Because I was so irritated, I barely answered her questions and kept constantly glaring over at her computer screen, which I could see was on CNN. NOT ON PAYROLL! And since it was a small office, I had seen her around 11:20 or so chit-chatting with one of the other women in the office about Sarah Palin’s expensive wardrobe. SO RUDE!

It got even worse. I have a feeling she only brought me in because of my job at the 49ers. Which, I’m fine with. It has never gotten me in the door for an interview before (I know! Surprising!), so I’ll take it. But this woman was a huge Bears fan. And once placed someone over at the Chicago Blackhawks office, so therefore she knew EVERYTHING there was to know about how sports teams were run.

Let me tell you, nothing irritates me more than people who think they know what it is like to work in sports. Yes, it is cool. But guess what? That coolness wears off after awhile and then it is a job. And it has some awesome perks. And I loved my time with the 49ers and it was a great experience and I met a lot of great people. But working in sports has a lot of shitty aspects too. And there are a lot of politics in sports and sexism and all sorts of not fun things. So unless you’ve experienced it, don’t talk like you know what it is like. We are a fraternity. And you, recruiter lady, so are not a card-carrying member.
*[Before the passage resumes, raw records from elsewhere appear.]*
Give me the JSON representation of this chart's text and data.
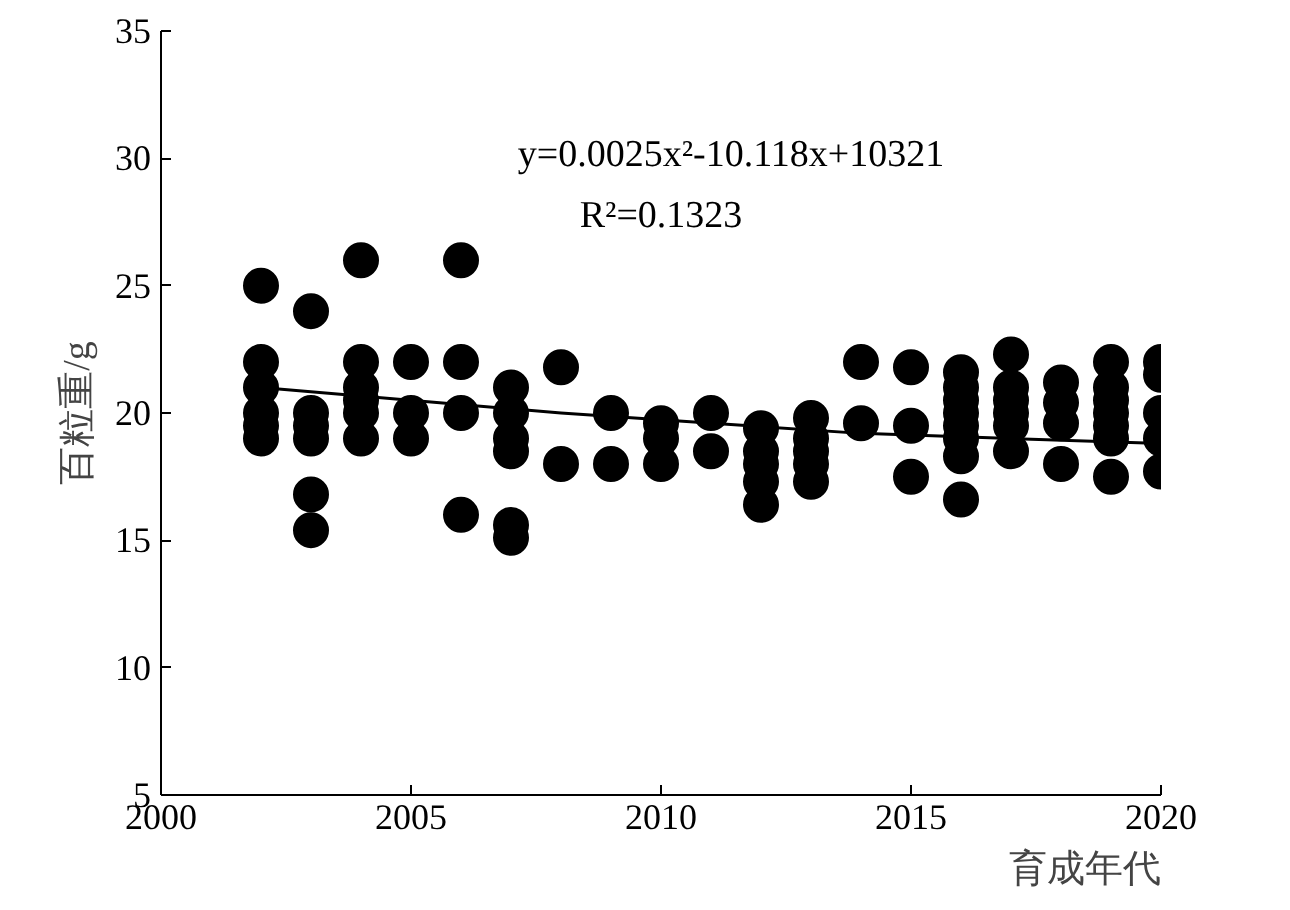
{
  "chart_data": {
    "type": "scatter",
    "xlabel": "育成年代",
    "ylabel": "百粒重/g",
    "annotations": [
      "y=0.0025x²-10.118x+10321",
      "R²=0.1323"
    ],
    "xlim": [
      2000,
      2020
    ],
    "ylim": [
      5,
      35
    ],
    "xticks": [
      2000,
      2005,
      2010,
      2015,
      2020
    ],
    "yticks": [
      5,
      10,
      15,
      20,
      25,
      30,
      35
    ],
    "grid": false,
    "marker": "circle",
    "series": [
      {
        "color": "#000000",
        "x": [
          2002,
          2002,
          2002,
          2002,
          2002,
          2002,
          2003,
          2003,
          2003,
          2003,
          2003,
          2003,
          2004,
          2004,
          2004,
          2004,
          2004,
          2004,
          2005,
          2005,
          2005,
          2006,
          2006,
          2006,
          2006,
          2007,
          2007,
          2007,
          2007,
          2007,
          2007,
          2008,
          2008,
          2009,
          2009,
          2010,
          2010,
          2010,
          2011,
          2011,
          2012,
          2012,
          2012,
          2012,
          2012,
          2013,
          2013,
          2013,
          2013,
          2013,
          2014,
          2014,
          2015,
          2015,
          2015,
          2016,
          2016,
          2016,
          2016,
          2016,
          2016,
          2016,
          2016,
          2017,
          2017,
          2017,
          2017,
          2017,
          2017,
          2018,
          2018,
          2018,
          2018,
          2019,
          2019,
          2019,
          2019,
          2019,
          2019,
          2019,
          2020,
          2020,
          2020,
          2020,
          2020
        ],
        "values": [
          25,
          22,
          21,
          20,
          19.5,
          19,
          24,
          20,
          19.5,
          19,
          16.8,
          15.4,
          26,
          22,
          21,
          20.5,
          20,
          19,
          22,
          20,
          19,
          26,
          22,
          20,
          16,
          21,
          20,
          19,
          18.5,
          15.6,
          15.1,
          21.8,
          18,
          20,
          18,
          19.6,
          19,
          18,
          20,
          18.5,
          19.4,
          18.5,
          18,
          17.3,
          16.4,
          19.8,
          19,
          18.5,
          18,
          17.3,
          22,
          19.6,
          21.8,
          19.5,
          17.5,
          21.6,
          21,
          20.5,
          20,
          19.5,
          19,
          18.3,
          16.6,
          22.3,
          21,
          20.5,
          20,
          19.5,
          18.5,
          21.2,
          20.4,
          19.6,
          18,
          22,
          21,
          20.5,
          20,
          19.5,
          19,
          17.5,
          22,
          21.5,
          20,
          19,
          17.7
        ]
      },
      {
        "type": "line",
        "color": "#000000",
        "marker": "none",
        "x": [
          2002,
          2008,
          2014,
          2020
        ],
        "values": [
          21.0,
          20.0,
          19.2,
          18.8
        ]
      }
    ]
  }
}
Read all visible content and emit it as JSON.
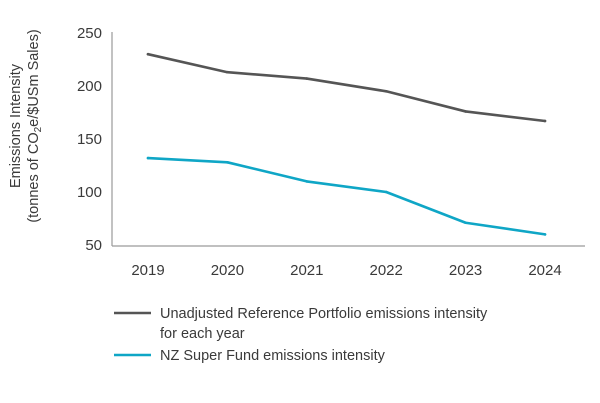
{
  "chart_data": {
    "type": "line",
    "title": "",
    "xlabel": "",
    "ylabel_line1": "Emissions Intensity",
    "ylabel_line2_prefix": "(tonnes of CO",
    "ylabel_line2_sub": "2",
    "ylabel_line2_suffix": "e/$USm Sales)",
    "categories": [
      "2019",
      "2020",
      "2021",
      "2022",
      "2023",
      "2024"
    ],
    "yticks": [
      250,
      200,
      150,
      100,
      50
    ],
    "ylim": [
      50,
      250
    ],
    "grid": false,
    "legend_position": "bottom",
    "series": [
      {
        "name_lines": [
          "Unadjusted Reference Portfolio emissions intensity",
          "for each year"
        ],
        "values": [
          230,
          213,
          207,
          195,
          176,
          167
        ],
        "color": "#555555"
      },
      {
        "name_lines": [
          "NZ Super Fund emissions intensity"
        ],
        "values": [
          132,
          128,
          110,
          100,
          71,
          60
        ],
        "color": "#0fa6c6"
      }
    ]
  }
}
So I basically left the meeting feeling like I showered and put on a suit so I could take the train down to the Loop to get lunch and some Dunkin Donuts coffee. It wasn’t worth it. (OK, the coffee was totally worth it.) I’d be surprised if I heard anything from them, if they will have any positions open that I am a fit for. I’m crossing my fingers, but I’m not optimistic. Myself and Me, they are optimistic. Too bad I have supreme rule and I’m the pessimistic one.

But it started me thinking. And thinking led to panicking. I don’t have any offers on the table. And after next week, it is November. Which means that the holidays are right around the corner. And no one hires during the holidays. Which means I’ll more than likely be unemployed until 2009. And that is a scary fucking thought.
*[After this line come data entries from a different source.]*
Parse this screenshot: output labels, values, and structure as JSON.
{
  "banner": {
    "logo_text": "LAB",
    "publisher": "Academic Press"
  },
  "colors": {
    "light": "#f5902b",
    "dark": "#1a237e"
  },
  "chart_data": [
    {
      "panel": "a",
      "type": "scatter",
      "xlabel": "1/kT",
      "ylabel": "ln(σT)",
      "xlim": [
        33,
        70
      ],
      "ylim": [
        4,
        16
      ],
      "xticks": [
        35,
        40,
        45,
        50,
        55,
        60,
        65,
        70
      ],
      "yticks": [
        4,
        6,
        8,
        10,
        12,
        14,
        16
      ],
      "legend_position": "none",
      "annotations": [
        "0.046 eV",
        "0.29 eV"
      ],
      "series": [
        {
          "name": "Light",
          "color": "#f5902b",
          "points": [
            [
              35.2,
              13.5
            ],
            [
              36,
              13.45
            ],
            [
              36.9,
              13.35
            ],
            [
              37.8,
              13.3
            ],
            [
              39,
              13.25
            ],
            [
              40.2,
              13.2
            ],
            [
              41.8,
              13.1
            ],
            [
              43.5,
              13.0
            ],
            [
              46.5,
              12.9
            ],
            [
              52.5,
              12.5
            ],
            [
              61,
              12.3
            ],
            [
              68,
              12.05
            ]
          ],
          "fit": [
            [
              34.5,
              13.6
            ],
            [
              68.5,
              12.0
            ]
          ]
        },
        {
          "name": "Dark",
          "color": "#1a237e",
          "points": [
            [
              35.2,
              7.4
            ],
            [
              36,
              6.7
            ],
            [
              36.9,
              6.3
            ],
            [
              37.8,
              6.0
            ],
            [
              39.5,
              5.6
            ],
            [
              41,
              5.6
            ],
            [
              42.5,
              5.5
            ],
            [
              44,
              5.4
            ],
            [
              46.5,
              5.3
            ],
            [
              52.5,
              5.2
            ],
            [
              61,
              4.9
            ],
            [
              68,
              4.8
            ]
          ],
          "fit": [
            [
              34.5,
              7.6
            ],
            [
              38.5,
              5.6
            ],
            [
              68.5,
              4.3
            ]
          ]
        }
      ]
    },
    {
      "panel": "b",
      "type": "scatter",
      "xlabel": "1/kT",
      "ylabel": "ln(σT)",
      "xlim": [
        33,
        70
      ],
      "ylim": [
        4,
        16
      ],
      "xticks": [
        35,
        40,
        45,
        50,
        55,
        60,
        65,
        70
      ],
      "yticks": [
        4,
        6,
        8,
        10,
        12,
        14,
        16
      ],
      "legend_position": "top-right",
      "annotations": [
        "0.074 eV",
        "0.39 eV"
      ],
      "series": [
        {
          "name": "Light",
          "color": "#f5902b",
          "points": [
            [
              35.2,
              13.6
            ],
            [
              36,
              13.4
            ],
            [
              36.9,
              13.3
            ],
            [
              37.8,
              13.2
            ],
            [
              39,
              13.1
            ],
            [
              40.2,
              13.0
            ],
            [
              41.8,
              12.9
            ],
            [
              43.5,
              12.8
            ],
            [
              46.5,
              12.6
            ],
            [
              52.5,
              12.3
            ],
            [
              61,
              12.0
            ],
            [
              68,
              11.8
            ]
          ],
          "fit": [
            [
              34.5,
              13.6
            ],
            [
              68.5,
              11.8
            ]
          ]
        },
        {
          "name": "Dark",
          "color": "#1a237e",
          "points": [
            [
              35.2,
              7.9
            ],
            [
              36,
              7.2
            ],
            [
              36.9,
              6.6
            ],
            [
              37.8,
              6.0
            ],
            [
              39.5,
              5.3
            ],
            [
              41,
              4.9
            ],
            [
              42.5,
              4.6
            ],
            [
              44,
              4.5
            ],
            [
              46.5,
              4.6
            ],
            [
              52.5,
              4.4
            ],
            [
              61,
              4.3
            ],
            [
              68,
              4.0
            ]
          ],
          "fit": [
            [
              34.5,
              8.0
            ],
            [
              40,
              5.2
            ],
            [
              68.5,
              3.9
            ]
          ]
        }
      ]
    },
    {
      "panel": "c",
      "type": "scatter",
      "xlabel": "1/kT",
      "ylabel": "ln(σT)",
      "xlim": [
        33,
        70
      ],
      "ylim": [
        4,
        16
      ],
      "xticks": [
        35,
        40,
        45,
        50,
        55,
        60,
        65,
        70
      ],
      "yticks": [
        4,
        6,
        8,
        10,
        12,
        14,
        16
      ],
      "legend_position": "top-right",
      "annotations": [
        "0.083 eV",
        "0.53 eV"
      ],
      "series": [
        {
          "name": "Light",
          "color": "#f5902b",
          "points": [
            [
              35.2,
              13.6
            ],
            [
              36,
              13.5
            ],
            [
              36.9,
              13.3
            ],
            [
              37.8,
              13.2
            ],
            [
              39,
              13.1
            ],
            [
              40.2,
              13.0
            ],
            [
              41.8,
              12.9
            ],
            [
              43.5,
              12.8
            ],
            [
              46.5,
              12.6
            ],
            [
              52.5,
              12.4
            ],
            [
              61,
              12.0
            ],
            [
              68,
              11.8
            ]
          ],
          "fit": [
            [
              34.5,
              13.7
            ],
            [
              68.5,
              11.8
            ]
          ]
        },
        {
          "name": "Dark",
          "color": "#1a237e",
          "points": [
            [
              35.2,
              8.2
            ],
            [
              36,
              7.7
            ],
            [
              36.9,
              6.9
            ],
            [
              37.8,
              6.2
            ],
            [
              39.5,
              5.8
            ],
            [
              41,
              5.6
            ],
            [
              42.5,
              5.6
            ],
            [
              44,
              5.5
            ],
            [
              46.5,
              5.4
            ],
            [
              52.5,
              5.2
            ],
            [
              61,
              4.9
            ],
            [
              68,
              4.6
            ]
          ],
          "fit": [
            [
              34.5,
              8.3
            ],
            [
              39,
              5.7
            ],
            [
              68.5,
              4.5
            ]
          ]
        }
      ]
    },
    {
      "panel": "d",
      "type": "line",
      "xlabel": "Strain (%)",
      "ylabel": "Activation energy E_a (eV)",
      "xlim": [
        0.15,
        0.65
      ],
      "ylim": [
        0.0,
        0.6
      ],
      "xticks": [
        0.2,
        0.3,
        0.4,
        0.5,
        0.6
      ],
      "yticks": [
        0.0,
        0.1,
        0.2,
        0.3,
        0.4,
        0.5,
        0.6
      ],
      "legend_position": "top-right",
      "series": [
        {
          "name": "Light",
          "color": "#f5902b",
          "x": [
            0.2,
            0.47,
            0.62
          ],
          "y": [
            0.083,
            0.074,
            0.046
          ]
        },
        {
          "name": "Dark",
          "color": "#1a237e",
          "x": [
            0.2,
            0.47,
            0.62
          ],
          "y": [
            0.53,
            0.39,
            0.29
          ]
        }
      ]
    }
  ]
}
Which means in my head, I’m heading down the path that I am so hoping to avoid, which is taking a job I don’t want. Taking a job I will hate, just because I have to pay the bills, and then looking for a job again in the near future. To me, that’s scarier than being unemployed well into 2009. That thought makes me want to cry, buckets and buckets of wine tears.

I’m forcing myself to stay positive, though. There is something out there for me. And maybe I will, in a few months, have to take some temp jobs before I figure it all out. At least if I don’t like those jobs, I know it won’t be forever. Everything will work itself out and I will eventually, much to my nap-loving, sleeping-in-daily self’s dismay, have to go back to showering every day and dressing in real clothes, clothes whose names do not start with “sweat” nor “tee”. I know I will have to go back to having conversations with people and not just cats.

Until then, I have wine club wine to drink and tubs of ice cream to devour. And that is something Me, Myself and I can ALL agree upon.